Once you have the interview, you need to be able to convince them that you have an interest in the work AND the kind of diligence and inventiveness that it requires. GPA does a pretty good job of demonstrating these (although not nearly perfect) but if you have a weak GPA you need to show it through meaningful participation in non- or pseudo-academic activities, like academic research, internships, and participation in technical activities like engineering clubs.
There is a fair bit of overlap in those two, but getting the interview is about quantity and surviving the interview is about quality. You may have all the work experience in the world but if your recommendations are so-so and you don’t appear to have learned from your work then it will show in the interview and you will get a “we’ll be in touch…” Conversely, if you turn a single summer internship into a revelatory and distinguished experience then you would be acing interviews if you ever got any.
Remember that employers are looking for job function, so volunteering helps if it teaches you something for the job or demonstrates skills that they need, it does nothing otherwise. In engineering, paid positions are always superior to unpaid positions, and there are enough paid positions out there that you should really focus on getting one.
Are you in university now?
I worked for one of the large aerospace companies. Obviously, we got a lot of resumes. So, as discussed above, GPA was used as the initial screen with the advertised cutoff at 3.0. Many times we had so many resumes even with the 3.0 cutoff that we’d raise it after collecting them. Pretty much nothing one could do to get yourself recognized if your resume is in the round file.
Smaller companies usually don’t attract the same number of resumes and will therefore look at them closer without round filing the low GPA ones.

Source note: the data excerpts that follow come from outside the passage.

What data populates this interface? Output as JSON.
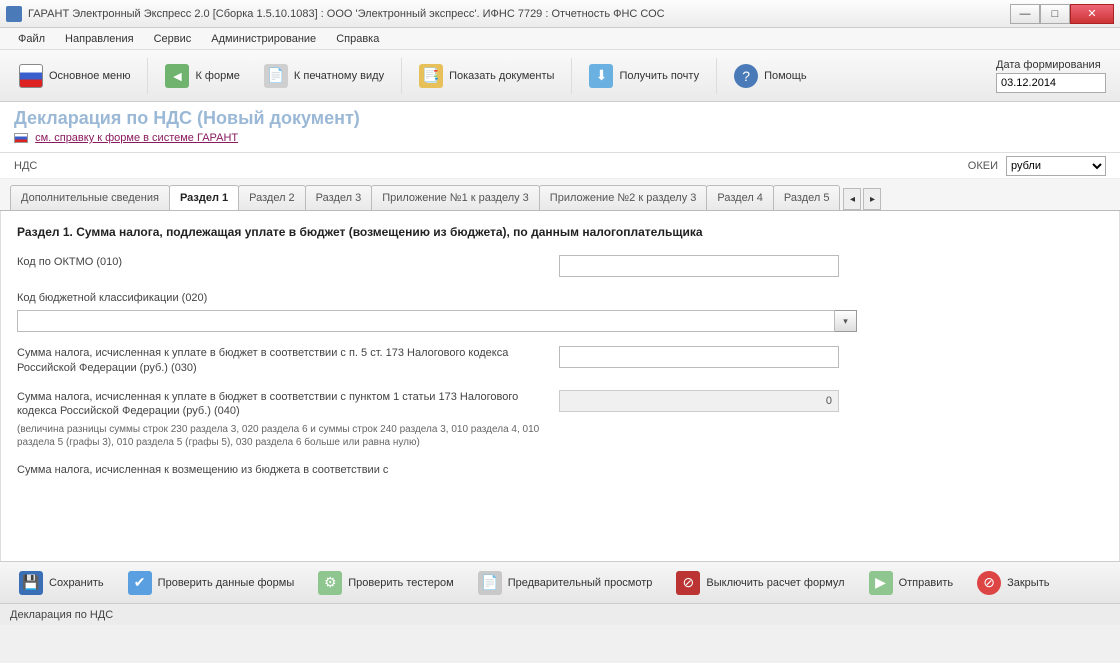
{
  "titlebar": "ГАРАНТ Электронный Экспресс 2.0 [Сборка 1.5.10.1083]  :  ООО 'Электронный экспресс'. ИФНС 7729  :  Отчетность ФНС СОС",
  "menu": {
    "file": "Файл",
    "nav": "Направления",
    "service": "Сервис",
    "admin": "Администрирование",
    "help": "Справка"
  },
  "toolbar": {
    "main": "Основное меню",
    "toform": "К форме",
    "toprint": "К печатному виду",
    "showdocs": "Показать документы",
    "getmail": "Получить почту",
    "help": "Помощь",
    "date_label": "Дата формирования",
    "date_value": "03.12.2014"
  },
  "doc": {
    "title": "Декларация по НДС (Новый документ)",
    "help_link": "см. справку к форме в системе ГАРАНТ"
  },
  "sub": {
    "nds": "НДС",
    "okei_label": "ОКЕИ",
    "okei_value": "рубли"
  },
  "tabs": {
    "t0": "Дополнительные сведения",
    "t1": "Раздел 1",
    "t2": "Раздел 2",
    "t3": "Раздел 3",
    "t4": "Приложение №1 к разделу 3",
    "t5": "Приложение №2 к разделу 3",
    "t6": "Раздел 4",
    "t7": "Раздел 5"
  },
  "section": {
    "title": "Раздел 1. Сумма налога, подлежащая уплате в бюджет (возмещению из бюджета), по данным налогоплательщика",
    "f010_label": "Код по ОКТМО (010)",
    "f020_label": "Код бюджетной классификации (020)",
    "f030_label": "Сумма налога, исчисленная к уплате в бюджет в соответствии с п. 5 ст. 173 Налогового кодекса Российской Федерации (руб.) (030)",
    "f040_label": "Сумма налога, исчисленная к уплате в бюджет в соответствии с пунктом 1 статьи 173 Налогового кодекса Российской Федерации (руб.) (040)",
    "f040_value": "0",
    "f040_note": "(величина разницы суммы строк 230 раздела 3, 020 раздела 6 и суммы строк 240 раздела 3, 010 раздела 4, 010 раздела 5 (графы 3), 010 раздела 5 (графы 5), 030 раздела 6 больше или равна нулю)",
    "f050_label": "Сумма налога, исчисленная к возмещению из бюджета в соответствии с"
  },
  "bottom": {
    "save": "Сохранить",
    "check": "Проверить данные формы",
    "test": "Проверить тестером",
    "preview": "Предварительный просмотр",
    "calcoff": "Выключить расчет формул",
    "send": "Отправить",
    "close": "Закрыть"
  },
  "status": "Декларация по НДС"
}
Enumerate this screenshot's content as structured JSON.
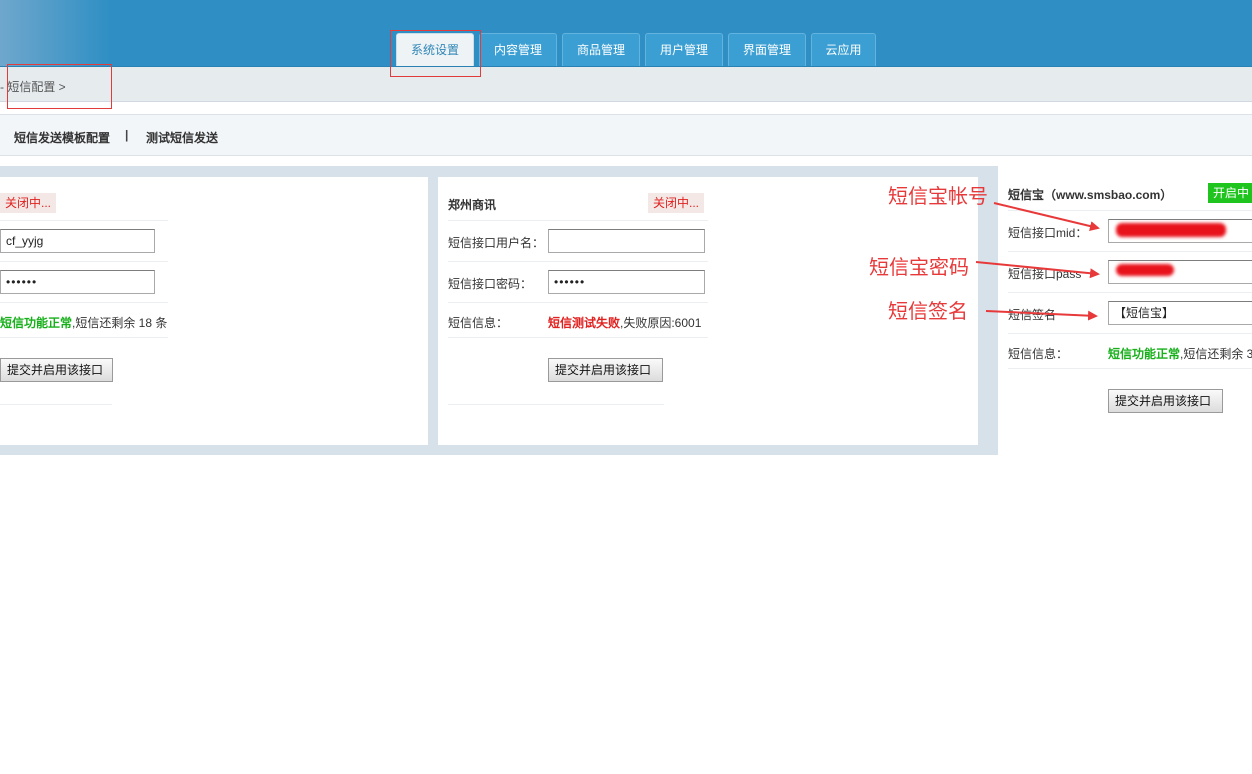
{
  "nav": {
    "tabs": [
      "系统设置",
      "内容管理",
      "商品管理",
      "用户管理",
      "界面管理",
      "云应用"
    ],
    "active_tab": "系统设置"
  },
  "breadcrumb": "- 短信配置 >",
  "subnav": {
    "link1": "短信发送模板配置",
    "separator": "|",
    "link2": "测试短信发送"
  },
  "card1": {
    "status": "关闭中...",
    "username_value": "cf_yyjg",
    "password_value": "••••••",
    "info_ok": "短信功能正常",
    "info_rest": ",短信还剩余 18 条",
    "button": "提交并启用该接口"
  },
  "card2": {
    "title": "郑州商讯",
    "status": "关闭中...",
    "username_label": "短信接口用户名：",
    "username_value": "",
    "password_label": "短信接口密码：",
    "password_value": "••••••",
    "info_label": "短信信息：",
    "info_fail": "短信测试失败",
    "info_rest": ",失败原因:6001",
    "button": "提交并启用该接口"
  },
  "card3": {
    "title": "短信宝（www.smsbao.com）",
    "status": "开启中",
    "mid_label": "短信接口mid：",
    "pass_label": "短信接口pass",
    "sign_label": "短信签名",
    "sign_value": "【短信宝】",
    "info_label": "短信信息：",
    "info_ok": "短信功能正常",
    "info_rest": ",短信还剩余 3",
    "button": "提交并启用该接口"
  },
  "annotations": {
    "account": "短信宝帐号",
    "password": "短信宝密码",
    "signature": "短信签名"
  },
  "colors": {
    "header": "#2f8fc4",
    "annotation": "#e8393a",
    "ok": "#17b01a",
    "fail": "#e0211f",
    "badge_on": "#1fc41f"
  }
}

@cosmicfish Thanks a ton for all of the advice! Yes, I’m in college now. I’m at CC taking my calculus,physics, and chemistry. I have a 3.9 after 55 credits and am in the CC honor society, but I’m worried my GPA will go down with calculus and even more so when I transfer to university and start real engineering courses. I’ve only taken two introductory engineering courses. Thanks again for the help and advice!
From others I have talked to, it is typical for one’s GPA to go down moving on from a CC. That said, a CC GPA of 3.9 is quite good.

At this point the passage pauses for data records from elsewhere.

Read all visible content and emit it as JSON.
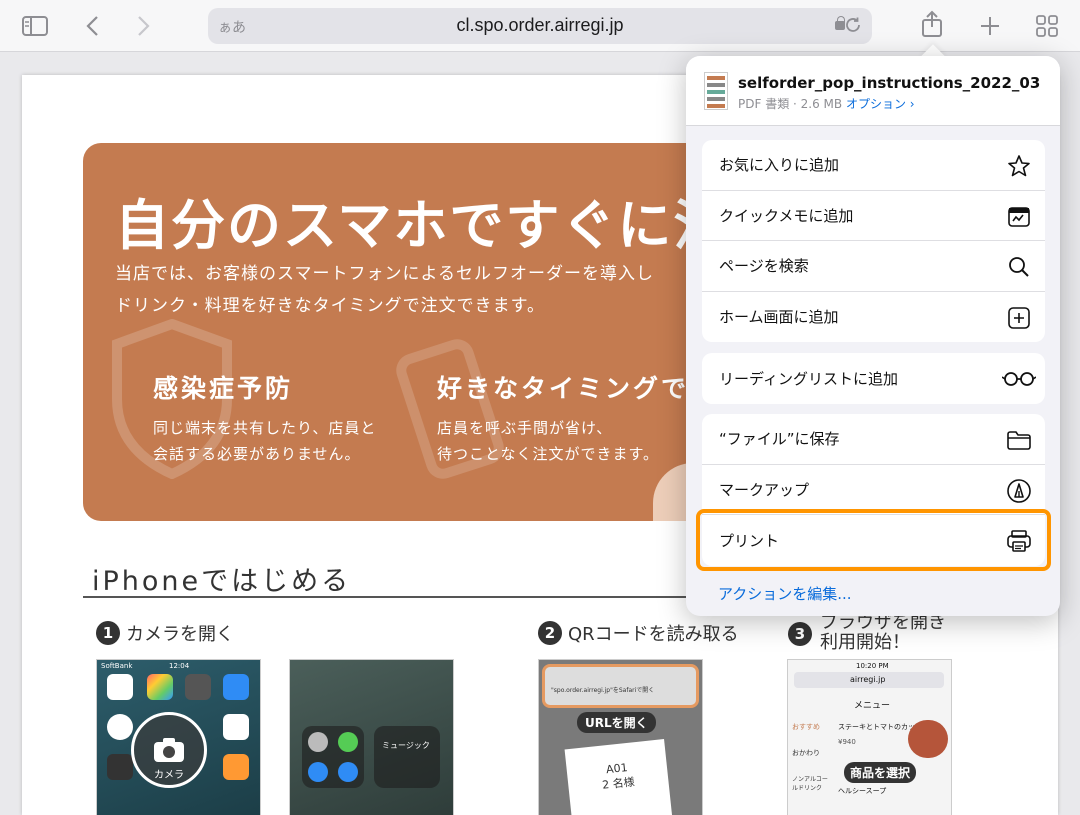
{
  "browser": {
    "address_prefix": "ぁあ",
    "url": "cl.spo.order.airregi.jp"
  },
  "page": {
    "hero": {
      "title": "自分のスマホですぐに注",
      "line1": "当店では、お客様のスマートフォンによるセルフオーダーを導入し",
      "line2": "ドリンク・料理を好きなタイミングで注文できます。",
      "feature1_title": "感染症予防",
      "feature1_line1": "同じ端末を共有したり、店員と",
      "feature1_line2": "会話する必要がありません。",
      "feature2_title": "好きなタイミングで",
      "feature2_line1": "店員を呼ぶ手間が省け、",
      "feature2_line2": "待つことなく注文ができます。"
    },
    "section_title": "iPhoneではじめる",
    "step1": {
      "num": "1",
      "label": "カメラを開く"
    },
    "step2": {
      "num": "2",
      "label": "QRコードを読み取る"
    },
    "step3": {
      "num": "3",
      "line1": "ブラウザを開き",
      "line2": "利用開始！"
    },
    "shot1": {
      "carrier": "SoftBank",
      "time": "12:04",
      "camera_label": "カメラ"
    },
    "shot2": {
      "music": "ミュージック"
    },
    "shot3": {
      "banner": "\"spo.order.airregi.jp\"をSafariで開く",
      "pill": "URLを開く",
      "table": "A01",
      "guests": "2 名様"
    },
    "shot4": {
      "time": "10:20 PM",
      "domain": "airregi.jp",
      "menu": "メニュー",
      "cat1": "おすすめ",
      "cat2": "おかわり",
      "cat3": "ノンアルコールドリンク",
      "item1": "ステーキとトマトのカット",
      "price1": "¥940",
      "item2": "ヘルシースープ",
      "pill": "商品を選択"
    }
  },
  "share_sheet": {
    "doc_title": "selforder_pop_instructions_2022_03",
    "doc_meta": "PDF 書類 · 2.6 MB",
    "doc_options": "オプション ›",
    "group1": [
      {
        "label": "お気に入りに追加",
        "icon": "star-icon"
      },
      {
        "label": "クイックメモに追加",
        "icon": "quick-note-icon"
      },
      {
        "label": "ページを検索",
        "icon": "search-icon"
      },
      {
        "label": "ホーム画面に追加",
        "icon": "plus-square-icon"
      }
    ],
    "group2": [
      {
        "label": "リーディングリストに追加",
        "icon": "glasses-icon"
      }
    ],
    "group3": [
      {
        "label": "“ファイル”に保存",
        "icon": "folder-icon"
      },
      {
        "label": "マークアップ",
        "icon": "markup-icon"
      },
      {
        "label": "プリント",
        "icon": "printer-icon"
      }
    ],
    "edit_actions": "アクションを編集...",
    "highlight_color": "#ff9500"
  }
}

Many students find the first two years or so of university to be the worst for your GPA. Lots of material to learn and not practical use of that knowledge. When you get to the upper division classes, they seem to make more sense because you’re actually doing something with that knowledge. Correspondingly, your GPA tends to go up.
Make sure you have developed good study habits and you should do fine.
As a corollary to cosmicfish, I had a professor that posted the following grading scale -
A = $$$$
B = $$$
C = $$
D = $
F = 0$
But as I mentioned earlier, a high GPA may get you an interview but if you come across poorly in the interview you will not get the job.
and lack of a sense of humor can keep you from getting a job too. just trying to poke some levity into the discussion.
I enjoyed your Grading Scale, DSH. Makes senses to me. LOL. Although my favorite cartoon regarding job hunting back in the day was a magazine ad for a company whose name escapes me. It depicted a newly hired associate at his desk with a huge smile on his face. The caption went something like this; “The first candidate got better grades. This guy got better advice!”
If you graduated with a low GPA, consider to pass the Fundamentals of Engineering (FE) exam to become an “engineer intern” or “engineer-in-training.” Achieving EI or EIT may may make up the low GPA deficit.
That depends a lot on the discipline and industry. In my area, the EIT has almost no value. I know that there are others where it is nearly a requirement.